The late Phillip Seymour Hoffman had to be complex person to summon so many great characters. What a lot of people don’t know is that the actor, miles from the stereotype of spoiled movie star, was also a wise purveyor of great advice—at least in my imagination.

What still fewer know is that he continues to advise and inspire from beyond the grave.

When a drug overdose took Hoffman’s life last winter it was a shock to film lovers everywhere. The incident renewed our awareness of the horrible power of drug abuse, even over a man at the height of success. It also reminded us in a more general sense that suffering exists behind the steeliest face, the burliest demeanor and the boldest baritone. Personal darkness is the source of all art, perhaps because it is also the source of great pain.
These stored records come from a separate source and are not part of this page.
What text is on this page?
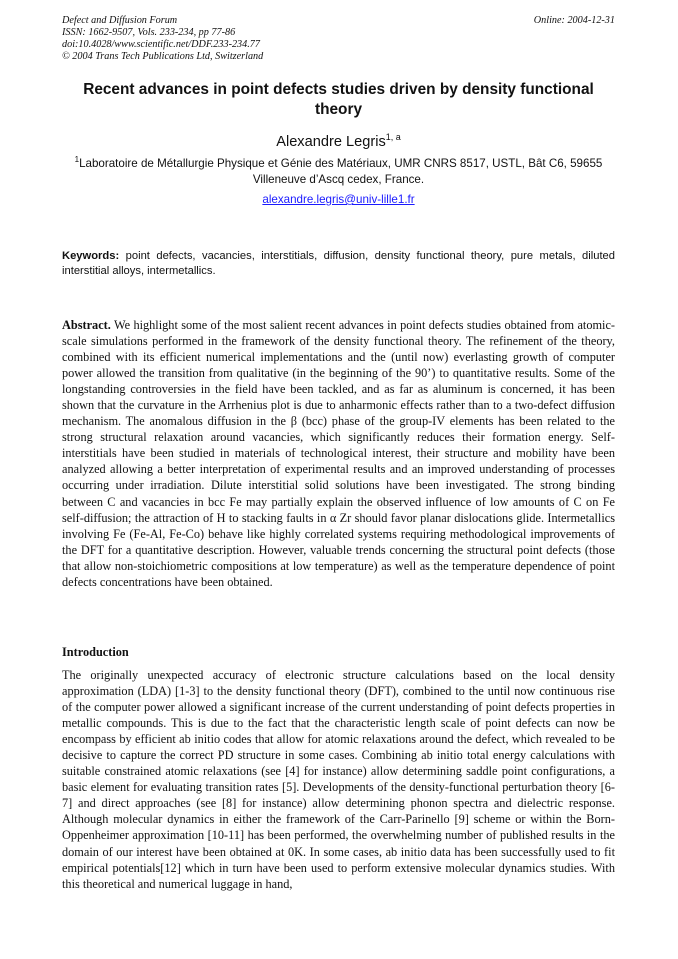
Defect and Diffusion Forum
ISSN: 1662-9507, Vols. 233-234, pp 77-86
doi:10.4028/www.scientific.net/DDF.233-234.77
© 2004 Trans Tech Publications Ltd, Switzerland
Online: 2004-12-31
Recent advances in point defects studies driven by density functional theory
Alexandre Legris$^{1, a}$
$^1$Laboratoire de Métallurgie Physique et Génie des Matériaux, UMR CNRS 8517, USTL, Bât C6, 59655 Villeneuve d’Ascq cedex, France.
alexandre.legris@univ-lille1.fr
Keywords: point defects, vacancies, interstitials, diffusion, density functional theory, pure metals, diluted interstitial alloys, intermetallics.

Abstract. We highlight some of the most salient recent advances in point defects studies obtained from atomic-scale simulations performed in the framework of the density functional theory. The refinement of the theory, combined with its efficient numerical implementations and the (until now) everlasting growth of computer power allowed the transition from qualitative (in the beginning of the 90’) to quantitative results. Some of the longstanding controversies in the field have been tackled, and as far as aluminum is concerned, it has been shown that the curvature in the Arrhenius plot is due to anharmonic effects rather than to a two-defect diffusion mechanism. The anomalous diffusion in the β (bcc) phase of the group-IV elements has been related to the strong structural relaxation around vacancies, which significantly reduces their formation energy. Self-interstitials have been studied in materials of technological interest, their structure and mobility have been analyzed allowing a better interpretation of experimental results and an improved understanding of processes occurring under irradiation. Dilute interstitial solid solutions have been investigated. The strong binding between C and vacancies in bcc Fe may partially explain the observed influence of low amounts of C on Fe self-diffusion; the attraction of H to stacking faults in α Zr should favor planar dislocations glide. Intermetallics involving Fe (Fe-Al, Fe-Co) behave like highly correlated systems requiring methodological improvements of the DFT for a quantitative description. However, valuable trends concerning the structural point defects (those that allow non-stoichiometric compositions at low temperature) as well as the temperature dependence of point defects concentrations have been obtained.

Introduction

The originally unexpected accuracy of electronic structure calculations based on the local density approximation (LDA) [1-3] to the density functional theory (DFT), combined to the until now continuous rise of the computer power allowed a significant increase of the current understanding of point defects properties in metallic compounds. This is due to the fact that the characteristic length scale of point defects can now be encompass by efficient ab initio codes that allow for atomic relaxations around the defect, which revealed to be decisive to capture the correct PD structure in some cases. Combining ab initio total energy calculations with suitable constrained atomic relaxations (see [4] for instance) allow determining saddle point configurations, a basic element for evaluating transition rates [5]. Developments of the density-functional perturbation theory [6-7] and direct approaches (see [8] for instance) allow determining phonon spectra and dielectric response. Although molecular dynamics in either the framework of the Carr-Parinello [9] scheme or within the Born-Oppenheimer approximation [10-11] has been performed, the overwhelming number of published results in the domain of our interest have been obtained at 0K. In some cases, ab initio data has been successfully used to fit empirical potentials[12] which in turn have been used to perform extensive molecular dynamics studies. With this theoretical and numerical luggage in hand,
As for me, I am so far undistinguished. I’m not complaining, I’m healthy, happy and on track. My point is that I’m not above advice, especially from someone talented, artistically-minded and frustrated by other people.
I’m not one to view dreams as augurs of the future or existential metaphors—I’m happy to view them as fascinating, mysterious absurdities. Lately, I’ve experienced a rather disappointing stretch of SSRI induced humdrum, so when PSH darkened the door of my subconscious, I welcomed him with open arms.
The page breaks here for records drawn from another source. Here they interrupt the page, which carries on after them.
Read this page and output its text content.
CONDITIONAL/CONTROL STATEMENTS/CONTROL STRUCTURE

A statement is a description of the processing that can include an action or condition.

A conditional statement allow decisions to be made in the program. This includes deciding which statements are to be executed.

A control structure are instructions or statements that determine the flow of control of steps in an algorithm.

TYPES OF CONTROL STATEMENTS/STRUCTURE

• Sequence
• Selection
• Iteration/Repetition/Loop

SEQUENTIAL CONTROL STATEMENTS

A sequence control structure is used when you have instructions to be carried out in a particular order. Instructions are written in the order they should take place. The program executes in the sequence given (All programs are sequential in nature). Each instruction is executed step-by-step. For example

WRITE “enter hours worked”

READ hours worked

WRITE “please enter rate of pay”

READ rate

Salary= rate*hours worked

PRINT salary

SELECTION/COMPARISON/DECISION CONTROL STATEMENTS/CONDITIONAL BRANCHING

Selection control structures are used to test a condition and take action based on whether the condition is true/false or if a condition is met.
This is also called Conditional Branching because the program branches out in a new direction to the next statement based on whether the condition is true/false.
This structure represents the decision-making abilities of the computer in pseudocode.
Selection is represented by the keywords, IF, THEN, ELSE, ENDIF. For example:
In the dream, I’d just started a new job. I was doing well, but badly needing some sort of positive feedback as I had not yet realized that in the world of business, hearing nothing back but a ‘thank you’ after submitting an assignment is pretty much the best you can hope for. I had a spacious office, large enough that a coworker lost her shoes there the night of the Christmas party. There were three desks: one on which I worked, another that held a dozen lamps and third that was always empty.
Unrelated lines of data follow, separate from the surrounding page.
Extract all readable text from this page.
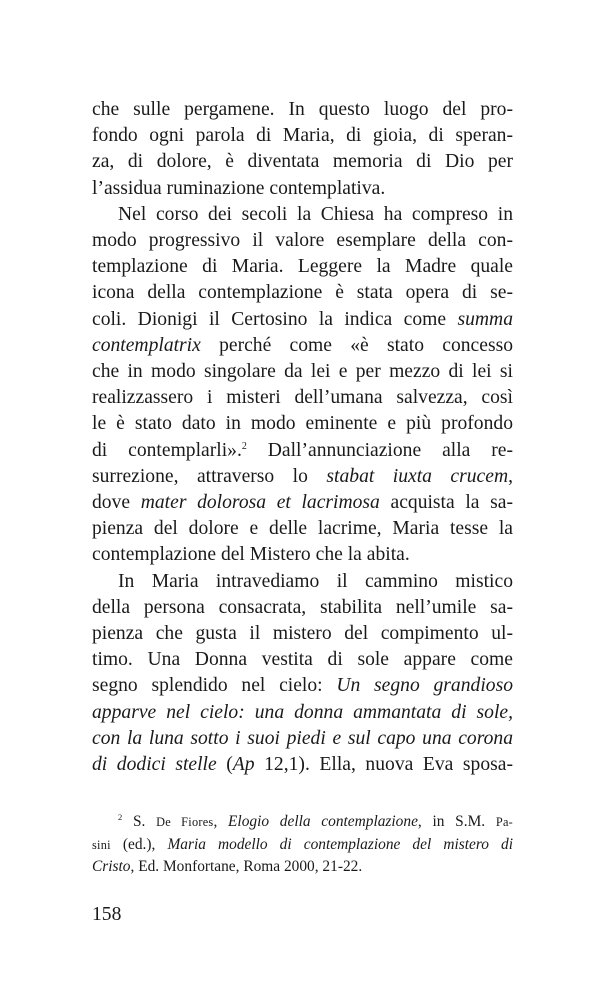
che sulle pergamene. In questo luogo del pro-

fondo ogni parola di Maria, di gioia, di speran-

za, di dolore, è diventata memoria di Dio per

l’assidua ruminazione contemplativa.

Nel corso dei secoli la Chiesa ha compreso in

modo progressivo il valore esemplare della con-

templazione di Maria. Leggere la Madre quale

icona della contemplazione è stata opera di se-

coli. Dionigi il Certosino la indica come summa

contemplatrix perché come «è stato concesso

che in modo singolare da lei e per mezzo di lei si

realizzassero i misteri dell’umana salvezza, così

le è stato dato in modo eminente e più profondo

di contemplarli».$^2$ Dall’annunciazione alla re-

surrezione, attraverso lo stabat iuxta crucem,

dove mater dolorosa et lacrimosa acquista la sa-

pienza del dolore e delle lacrime, Maria tesse la

contemplazione del Mistero che la abita.

In Maria intravediamo il cammino mistico

della persona consacrata, stabilita nell’umile sa-

pienza che gusta il mistero del compimento ul-

timo. Una Donna vestita di sole appare come

segno splendido nel cielo: Un segno grandioso

apparve nel cielo: una donna ammantata di sole,

con la luna sotto i suoi piedi e sul capo una corona

di dodici stelle (Ap 12,1). Ella, nuova Eva sposa-

$^2$ S. De Fiores, Elogio della contemplazione, in S.M. Pa-

sini (ed.), Maria modello di contemplazione del mistero di

Cristo, Ed. Monfortane, Roma 2000, 21-22.

158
One day, as I sat working, PSH shuffled in, unkempt, flushed, with a thin layer of sweat on his forehead. He sat at the empty desk and as I continued to work, I was distracted by the rattling of steel cabinets and rustling of papers.

“Let me tell you something, kid,” Hoffman said after a few minutes. I swiveled around and watched him rub his face, his voice muffled though his hands. “There is no justice in the world, when you do something good, make sure of one thing.”

“What’s that?”

“Make sure you get credit for it. If you don’t, you can be sure someone else will take it.” Then he got up, walked out and never came back.

It would be disrespectful folly to try to speculate the nature of Hoffman’s suffering—to comb his performances for patterns that would suggest some sort of childhood trauma or a bad breakup. The reason, if such reasons exists, should be left in the realm of those closest to Hoffman the man.

So when I say I believe the images I saw on screen since I first saw Hoffman’s “Scottie J” in Boogie Nights formed a collective wisdom that I apparently carry around inside, I speak to the power of art to travel through an elite craftsman, directly to the viewers’ inner cores.

I never met Phillip Seymour Hoffman and I’m sure there was a lot more to him than the roles he played, but I thank him for creating something authentic that I can only consider a unique part of myself, the enthusiast. It’s the stuff of dreams.